With the impending threat of a government shutdown looming, many are wondering what the possible effects on the various departments that have a role in immigration services might be. While we can only speculate on the results of such a shutdown, the consequences could be far-reaching. A partial shutdown would likely include those functions that are deemed non-essential services and would not include emergency or essential protection services.
USCIS (United States Citizen and Immigration Services), the department that oversees lawful immigration into the United States, likely WOULD NOT be affected by the shutdown. USCIS is funded primarily through application fees which offset costs so the Service does not depend solely on the government for funding. Therefore, should a shutdown occur, USCIS will retain a “business as usual” approach. It is anticipated that any side effects would be minor in nature, and not something that would be noticed by the general public.
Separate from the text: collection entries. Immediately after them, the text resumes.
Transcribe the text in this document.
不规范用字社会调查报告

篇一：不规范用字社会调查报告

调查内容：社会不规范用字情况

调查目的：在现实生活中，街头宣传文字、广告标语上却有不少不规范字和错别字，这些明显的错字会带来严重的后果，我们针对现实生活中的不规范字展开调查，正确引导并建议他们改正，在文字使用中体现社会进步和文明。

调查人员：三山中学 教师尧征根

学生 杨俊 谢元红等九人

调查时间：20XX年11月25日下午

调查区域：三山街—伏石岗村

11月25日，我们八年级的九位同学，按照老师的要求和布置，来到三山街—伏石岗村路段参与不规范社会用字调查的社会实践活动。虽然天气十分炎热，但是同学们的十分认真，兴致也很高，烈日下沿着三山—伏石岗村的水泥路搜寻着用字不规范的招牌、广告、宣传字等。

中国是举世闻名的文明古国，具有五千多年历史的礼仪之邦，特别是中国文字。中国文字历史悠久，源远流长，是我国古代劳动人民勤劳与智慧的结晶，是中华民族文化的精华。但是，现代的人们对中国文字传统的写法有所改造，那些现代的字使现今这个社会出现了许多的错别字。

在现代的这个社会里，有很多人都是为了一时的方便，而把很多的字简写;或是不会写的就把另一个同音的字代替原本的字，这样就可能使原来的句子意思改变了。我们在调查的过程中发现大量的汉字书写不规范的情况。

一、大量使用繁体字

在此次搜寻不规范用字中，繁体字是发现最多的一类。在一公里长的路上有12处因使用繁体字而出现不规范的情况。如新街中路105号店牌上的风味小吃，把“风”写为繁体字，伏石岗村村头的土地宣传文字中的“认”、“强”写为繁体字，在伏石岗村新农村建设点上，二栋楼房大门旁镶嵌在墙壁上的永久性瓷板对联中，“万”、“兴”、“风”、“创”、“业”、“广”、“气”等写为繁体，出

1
However, USDOS (United States Department of State) Bureau of Consular Affairs, the department that adjudicates all visas and passports, likely WOULD be affected, should the U.S. Federal Government impose a shutdown. It has been speculated that visa applications would likely not be processed; consulates would not be open for visa appointments and processing; and foreign nationals could encounter long delays in obtaining visas outside the United States, possibly extending beyond the shutdown itself as consular offices would be forced to reschedule canceled appointments. It is advisable that foreign nationals monitor this situation closely when they plan travel to the United States.
Finally, CBP (Customs and Border Patrol), which oversees all U.S. and international borders, likely WOULD NOTbe significantly adversely affected. Most areas of operation would continue to be funded, however, personnel may be scaled back and travelers may experience longer delays.
Page Summary: Should a partial government shutdown occur, the effects could be far-reaching.